Certain manifestations of today’s architectural practice can be ascribed to the logic of humanitarianism. Cooperation and development projects often imply migrants or poor populations as “victims” (not in Hejduk’s sense) in need for help, without seeing them as active agents of their own choices, and eventually reinforcing the stereotypes and power relations that govern their life. Despite acknowledging the role of humanitarian support, especially in the present political conjuncture dominated by openly racist policies which are threatening the life of many people moving from one country to the other, can we think of open architecture as a critique of humanitarian architecture?

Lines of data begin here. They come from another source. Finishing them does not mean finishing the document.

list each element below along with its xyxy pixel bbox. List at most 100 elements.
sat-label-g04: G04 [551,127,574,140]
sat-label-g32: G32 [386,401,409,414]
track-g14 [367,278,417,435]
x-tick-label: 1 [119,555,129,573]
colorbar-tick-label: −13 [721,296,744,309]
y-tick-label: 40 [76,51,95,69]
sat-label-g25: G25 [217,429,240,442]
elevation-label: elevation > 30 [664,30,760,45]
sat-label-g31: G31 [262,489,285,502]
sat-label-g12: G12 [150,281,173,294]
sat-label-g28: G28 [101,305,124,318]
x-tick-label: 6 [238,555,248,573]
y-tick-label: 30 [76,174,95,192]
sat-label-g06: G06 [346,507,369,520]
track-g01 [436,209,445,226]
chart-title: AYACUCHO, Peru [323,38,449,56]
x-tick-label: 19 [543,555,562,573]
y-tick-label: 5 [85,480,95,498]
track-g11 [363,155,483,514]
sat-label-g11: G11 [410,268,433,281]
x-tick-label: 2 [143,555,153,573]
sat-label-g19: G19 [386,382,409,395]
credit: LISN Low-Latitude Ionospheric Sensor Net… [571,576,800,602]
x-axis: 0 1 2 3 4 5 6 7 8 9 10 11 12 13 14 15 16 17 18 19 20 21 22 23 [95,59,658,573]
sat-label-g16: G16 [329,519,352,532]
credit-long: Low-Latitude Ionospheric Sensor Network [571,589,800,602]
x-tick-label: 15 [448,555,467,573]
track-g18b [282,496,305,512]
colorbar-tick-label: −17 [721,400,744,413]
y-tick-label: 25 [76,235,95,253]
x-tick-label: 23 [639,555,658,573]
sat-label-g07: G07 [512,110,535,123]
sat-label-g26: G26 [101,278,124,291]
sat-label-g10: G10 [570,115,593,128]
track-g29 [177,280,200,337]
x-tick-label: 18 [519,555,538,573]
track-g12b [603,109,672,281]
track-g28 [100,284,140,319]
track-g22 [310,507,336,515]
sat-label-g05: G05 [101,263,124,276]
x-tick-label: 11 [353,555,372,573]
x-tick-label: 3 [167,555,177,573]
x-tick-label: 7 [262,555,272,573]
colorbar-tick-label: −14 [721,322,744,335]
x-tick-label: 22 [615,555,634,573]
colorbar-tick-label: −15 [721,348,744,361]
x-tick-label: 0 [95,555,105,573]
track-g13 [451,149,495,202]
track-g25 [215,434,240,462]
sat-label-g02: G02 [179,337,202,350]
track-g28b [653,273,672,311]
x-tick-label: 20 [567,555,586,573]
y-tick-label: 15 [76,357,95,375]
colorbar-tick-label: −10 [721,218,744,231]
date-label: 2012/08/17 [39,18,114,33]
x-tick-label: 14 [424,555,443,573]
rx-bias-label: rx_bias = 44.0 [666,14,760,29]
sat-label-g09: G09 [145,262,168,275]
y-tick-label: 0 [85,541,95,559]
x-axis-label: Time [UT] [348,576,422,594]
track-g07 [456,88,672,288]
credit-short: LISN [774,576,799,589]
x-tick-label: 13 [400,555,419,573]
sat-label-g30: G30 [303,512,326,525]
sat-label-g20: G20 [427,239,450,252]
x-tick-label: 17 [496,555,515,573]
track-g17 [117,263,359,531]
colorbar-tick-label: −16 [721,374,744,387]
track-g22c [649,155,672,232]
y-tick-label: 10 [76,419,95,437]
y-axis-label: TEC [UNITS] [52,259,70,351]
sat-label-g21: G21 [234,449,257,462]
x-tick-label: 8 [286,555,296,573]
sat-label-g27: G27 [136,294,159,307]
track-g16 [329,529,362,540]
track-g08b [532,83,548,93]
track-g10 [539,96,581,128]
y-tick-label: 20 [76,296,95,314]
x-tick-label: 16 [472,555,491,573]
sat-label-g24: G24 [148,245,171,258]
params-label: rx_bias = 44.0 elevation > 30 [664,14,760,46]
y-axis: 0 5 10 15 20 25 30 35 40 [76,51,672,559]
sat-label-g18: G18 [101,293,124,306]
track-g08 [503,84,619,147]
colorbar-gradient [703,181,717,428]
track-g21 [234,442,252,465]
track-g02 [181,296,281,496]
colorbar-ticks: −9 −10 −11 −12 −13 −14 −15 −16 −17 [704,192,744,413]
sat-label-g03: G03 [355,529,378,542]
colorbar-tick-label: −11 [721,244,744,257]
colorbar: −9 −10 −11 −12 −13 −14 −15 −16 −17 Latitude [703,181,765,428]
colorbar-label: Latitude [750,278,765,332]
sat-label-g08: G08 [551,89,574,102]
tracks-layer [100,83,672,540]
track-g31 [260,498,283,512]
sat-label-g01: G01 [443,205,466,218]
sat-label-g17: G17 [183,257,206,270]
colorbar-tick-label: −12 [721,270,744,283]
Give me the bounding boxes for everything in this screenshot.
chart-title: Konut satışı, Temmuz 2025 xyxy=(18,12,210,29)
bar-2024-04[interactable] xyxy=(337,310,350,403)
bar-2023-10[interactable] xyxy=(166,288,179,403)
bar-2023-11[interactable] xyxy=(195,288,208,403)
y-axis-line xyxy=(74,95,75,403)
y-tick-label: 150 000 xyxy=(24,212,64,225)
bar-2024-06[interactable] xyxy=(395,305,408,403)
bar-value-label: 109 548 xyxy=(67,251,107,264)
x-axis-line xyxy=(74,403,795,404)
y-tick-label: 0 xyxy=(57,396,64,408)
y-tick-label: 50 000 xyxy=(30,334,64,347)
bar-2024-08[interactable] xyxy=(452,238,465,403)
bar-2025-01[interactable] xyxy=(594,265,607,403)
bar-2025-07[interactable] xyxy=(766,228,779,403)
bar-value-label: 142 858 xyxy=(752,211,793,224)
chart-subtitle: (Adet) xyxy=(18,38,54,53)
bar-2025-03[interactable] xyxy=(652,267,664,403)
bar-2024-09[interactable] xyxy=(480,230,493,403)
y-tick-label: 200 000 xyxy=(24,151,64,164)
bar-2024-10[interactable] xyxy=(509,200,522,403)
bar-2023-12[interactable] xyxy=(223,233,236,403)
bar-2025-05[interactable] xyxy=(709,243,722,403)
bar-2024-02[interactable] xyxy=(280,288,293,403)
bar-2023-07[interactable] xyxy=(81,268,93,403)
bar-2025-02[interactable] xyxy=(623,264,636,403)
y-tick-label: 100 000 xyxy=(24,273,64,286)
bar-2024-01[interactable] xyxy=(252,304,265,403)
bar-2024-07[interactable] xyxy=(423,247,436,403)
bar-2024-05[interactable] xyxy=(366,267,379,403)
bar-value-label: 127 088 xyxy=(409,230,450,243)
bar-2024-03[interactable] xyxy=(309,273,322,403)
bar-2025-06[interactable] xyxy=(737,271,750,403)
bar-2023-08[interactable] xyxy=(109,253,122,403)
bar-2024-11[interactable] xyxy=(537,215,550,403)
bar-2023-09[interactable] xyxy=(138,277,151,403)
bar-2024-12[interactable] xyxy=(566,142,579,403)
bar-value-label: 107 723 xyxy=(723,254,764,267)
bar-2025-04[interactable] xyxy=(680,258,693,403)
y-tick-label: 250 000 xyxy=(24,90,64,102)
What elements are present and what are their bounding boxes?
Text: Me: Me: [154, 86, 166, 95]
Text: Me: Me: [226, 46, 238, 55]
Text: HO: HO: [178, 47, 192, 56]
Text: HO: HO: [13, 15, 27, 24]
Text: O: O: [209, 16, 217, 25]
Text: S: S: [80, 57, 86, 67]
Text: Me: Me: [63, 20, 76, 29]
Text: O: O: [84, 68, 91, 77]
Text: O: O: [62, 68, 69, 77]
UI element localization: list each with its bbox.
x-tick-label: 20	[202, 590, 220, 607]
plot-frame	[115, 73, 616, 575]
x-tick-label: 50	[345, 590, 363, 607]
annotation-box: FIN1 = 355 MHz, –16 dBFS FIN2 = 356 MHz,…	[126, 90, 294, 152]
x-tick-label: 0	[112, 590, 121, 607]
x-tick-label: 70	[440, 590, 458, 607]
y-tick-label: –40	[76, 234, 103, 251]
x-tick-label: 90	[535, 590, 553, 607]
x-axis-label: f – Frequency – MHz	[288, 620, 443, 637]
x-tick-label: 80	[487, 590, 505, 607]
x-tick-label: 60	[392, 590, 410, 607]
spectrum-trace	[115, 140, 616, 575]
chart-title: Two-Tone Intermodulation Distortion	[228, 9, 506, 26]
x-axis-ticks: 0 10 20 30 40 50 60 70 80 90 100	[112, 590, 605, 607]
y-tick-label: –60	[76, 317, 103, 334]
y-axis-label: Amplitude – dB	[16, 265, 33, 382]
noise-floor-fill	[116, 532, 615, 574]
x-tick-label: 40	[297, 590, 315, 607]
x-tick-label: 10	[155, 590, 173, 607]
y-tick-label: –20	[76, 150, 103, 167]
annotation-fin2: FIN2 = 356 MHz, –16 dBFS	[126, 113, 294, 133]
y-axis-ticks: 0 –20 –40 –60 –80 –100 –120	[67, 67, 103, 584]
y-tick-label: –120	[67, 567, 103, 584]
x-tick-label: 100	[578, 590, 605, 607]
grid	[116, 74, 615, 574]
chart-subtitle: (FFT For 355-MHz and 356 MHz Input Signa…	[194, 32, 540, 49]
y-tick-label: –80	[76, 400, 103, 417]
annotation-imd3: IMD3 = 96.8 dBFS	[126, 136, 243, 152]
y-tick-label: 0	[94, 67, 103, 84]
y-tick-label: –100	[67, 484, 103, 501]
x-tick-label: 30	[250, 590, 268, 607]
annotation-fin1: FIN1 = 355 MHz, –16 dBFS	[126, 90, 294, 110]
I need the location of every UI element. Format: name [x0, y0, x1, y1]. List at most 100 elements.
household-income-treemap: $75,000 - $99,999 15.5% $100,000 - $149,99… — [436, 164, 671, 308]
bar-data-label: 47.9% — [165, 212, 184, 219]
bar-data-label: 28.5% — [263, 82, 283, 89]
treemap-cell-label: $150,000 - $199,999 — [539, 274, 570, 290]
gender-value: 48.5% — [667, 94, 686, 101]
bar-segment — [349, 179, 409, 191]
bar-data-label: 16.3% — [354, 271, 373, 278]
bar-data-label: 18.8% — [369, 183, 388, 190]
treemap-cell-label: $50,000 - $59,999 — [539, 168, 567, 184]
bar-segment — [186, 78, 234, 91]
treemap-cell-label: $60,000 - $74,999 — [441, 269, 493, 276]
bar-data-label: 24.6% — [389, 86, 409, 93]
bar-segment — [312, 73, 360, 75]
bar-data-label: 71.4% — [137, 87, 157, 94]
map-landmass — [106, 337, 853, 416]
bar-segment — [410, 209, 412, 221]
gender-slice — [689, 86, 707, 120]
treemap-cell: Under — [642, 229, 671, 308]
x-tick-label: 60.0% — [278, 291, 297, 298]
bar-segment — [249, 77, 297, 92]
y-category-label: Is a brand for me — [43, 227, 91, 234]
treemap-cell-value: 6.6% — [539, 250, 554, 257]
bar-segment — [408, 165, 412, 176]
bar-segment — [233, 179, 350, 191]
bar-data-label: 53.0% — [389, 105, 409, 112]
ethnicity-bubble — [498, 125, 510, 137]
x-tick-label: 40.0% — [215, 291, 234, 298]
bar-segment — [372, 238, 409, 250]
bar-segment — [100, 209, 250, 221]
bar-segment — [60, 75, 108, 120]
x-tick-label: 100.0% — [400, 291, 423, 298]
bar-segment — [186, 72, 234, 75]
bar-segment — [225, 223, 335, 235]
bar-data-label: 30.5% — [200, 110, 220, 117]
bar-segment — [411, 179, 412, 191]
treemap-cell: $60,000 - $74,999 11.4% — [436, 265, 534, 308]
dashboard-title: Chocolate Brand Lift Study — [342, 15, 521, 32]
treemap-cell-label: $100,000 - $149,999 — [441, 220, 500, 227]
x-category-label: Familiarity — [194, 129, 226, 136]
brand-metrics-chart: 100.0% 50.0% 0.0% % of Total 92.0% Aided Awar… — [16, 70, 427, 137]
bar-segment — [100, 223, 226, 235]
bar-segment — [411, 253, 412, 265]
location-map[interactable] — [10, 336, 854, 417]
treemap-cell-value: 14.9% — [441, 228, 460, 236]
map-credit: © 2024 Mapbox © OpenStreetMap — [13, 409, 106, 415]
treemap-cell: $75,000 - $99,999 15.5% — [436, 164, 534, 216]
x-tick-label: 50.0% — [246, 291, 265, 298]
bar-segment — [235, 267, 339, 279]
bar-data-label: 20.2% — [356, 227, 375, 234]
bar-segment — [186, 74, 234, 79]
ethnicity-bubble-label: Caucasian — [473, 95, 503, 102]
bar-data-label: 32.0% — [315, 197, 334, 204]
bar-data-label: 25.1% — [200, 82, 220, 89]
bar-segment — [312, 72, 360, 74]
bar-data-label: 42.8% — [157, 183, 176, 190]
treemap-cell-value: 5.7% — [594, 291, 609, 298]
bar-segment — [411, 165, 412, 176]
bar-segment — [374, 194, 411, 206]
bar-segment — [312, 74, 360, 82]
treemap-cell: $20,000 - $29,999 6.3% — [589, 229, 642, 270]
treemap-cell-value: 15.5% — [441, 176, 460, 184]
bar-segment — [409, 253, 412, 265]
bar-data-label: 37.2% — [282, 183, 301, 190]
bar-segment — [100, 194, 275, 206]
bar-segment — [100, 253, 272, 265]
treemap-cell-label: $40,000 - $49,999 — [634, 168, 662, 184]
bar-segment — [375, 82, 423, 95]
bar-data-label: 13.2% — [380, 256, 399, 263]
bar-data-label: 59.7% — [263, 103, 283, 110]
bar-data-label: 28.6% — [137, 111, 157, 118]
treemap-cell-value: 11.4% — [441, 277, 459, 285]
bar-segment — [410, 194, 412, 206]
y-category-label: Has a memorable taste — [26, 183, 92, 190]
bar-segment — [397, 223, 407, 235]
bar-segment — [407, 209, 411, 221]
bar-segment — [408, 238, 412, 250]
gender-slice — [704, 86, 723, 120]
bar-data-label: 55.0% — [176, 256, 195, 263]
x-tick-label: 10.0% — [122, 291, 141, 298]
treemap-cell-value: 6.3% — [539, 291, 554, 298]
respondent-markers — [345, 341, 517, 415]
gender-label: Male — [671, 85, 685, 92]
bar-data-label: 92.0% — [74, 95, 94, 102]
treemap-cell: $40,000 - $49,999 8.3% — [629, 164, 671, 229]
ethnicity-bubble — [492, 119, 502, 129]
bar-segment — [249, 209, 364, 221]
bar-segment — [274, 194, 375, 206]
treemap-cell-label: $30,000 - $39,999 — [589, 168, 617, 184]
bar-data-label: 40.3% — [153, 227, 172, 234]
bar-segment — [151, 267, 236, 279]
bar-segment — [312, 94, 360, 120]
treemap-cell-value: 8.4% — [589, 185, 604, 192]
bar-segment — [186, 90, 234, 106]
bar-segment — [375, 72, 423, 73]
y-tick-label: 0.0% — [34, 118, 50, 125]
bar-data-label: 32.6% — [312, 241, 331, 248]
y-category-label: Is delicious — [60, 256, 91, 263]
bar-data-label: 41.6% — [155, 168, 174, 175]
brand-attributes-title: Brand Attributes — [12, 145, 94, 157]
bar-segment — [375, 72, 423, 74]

I think you are right about the paternalistic undertones of some of the humanitarian practices, which rely on ages old Orientalist stereotypes. Open architecture anticipates and encourages resident agency, and in that way, it differs from practices that constitute the habitant as a passive and helpless subject. Thank you for noticing this distinction. Yet, this also depends on who in particular we are talking about, because I cannot imagine those dedicated to humanitarianism have not heard of recent ideas in postcolonial theory and critical race studies to overcome this aspect, and move their practice to one that admits and allows more agency to all.

What seems perhaps a crucial aspect of architectural knowledge is its openness to potentiality, with what is already but not yet there. Architecture, as the art of the project, feels somehow more at home with virtuality rather than actuality. You seem to develop a methodology for writing the history of something that has never been, but which has somehow always latently existed; open architecture has sometimes resurfaced into official history, in incomplete and fragmented form, but never becoming hegemonic. Is this a history of a concept in its becoming? Contrary to Hegelian history, in which the “not yet” is “already there”, open history situates itself in the time frame between “the no longer and the not yet”. You define it “a history written in the past perfect tense”: “the book asks what would have happened if the architectural discipline and profession were shaped by a new ethics of hospitality toward the immigrant, and calls this open architecture.” At the same time, open history is neither a history of Utopia, nor a Utopian history. What we find very interesting about this approach is that open architecture and open history respond to very urgent and very practical needs concerning the reality of the work of architects and researchers alike, looking for an ethics of intervention in the politics of city, without necessarily incurring in what Manfredo Tafuri had censored as “operative history”. Do you see open history as the possibility of a militant history?

I agree with everything you said until the word “militant history”. Yes, the chapter “Stop VI: Open History in the Past Subjunctive Tense,” where you quote these sentences, more explicitly discusses what I call the history of possibility, (against Hegelian notions of actuality and possibility), but there is a general intention in the entire book to posit open history as an alternative to both operative history and unengaged history. But I would not call this “militant”. As a matter of fact, my previous books and articles are about perpetual peace, which I see as the opposite of militancy. So, I would not associate open history with this word, but I would use words such as engaged, geopolitical, committed to design practice.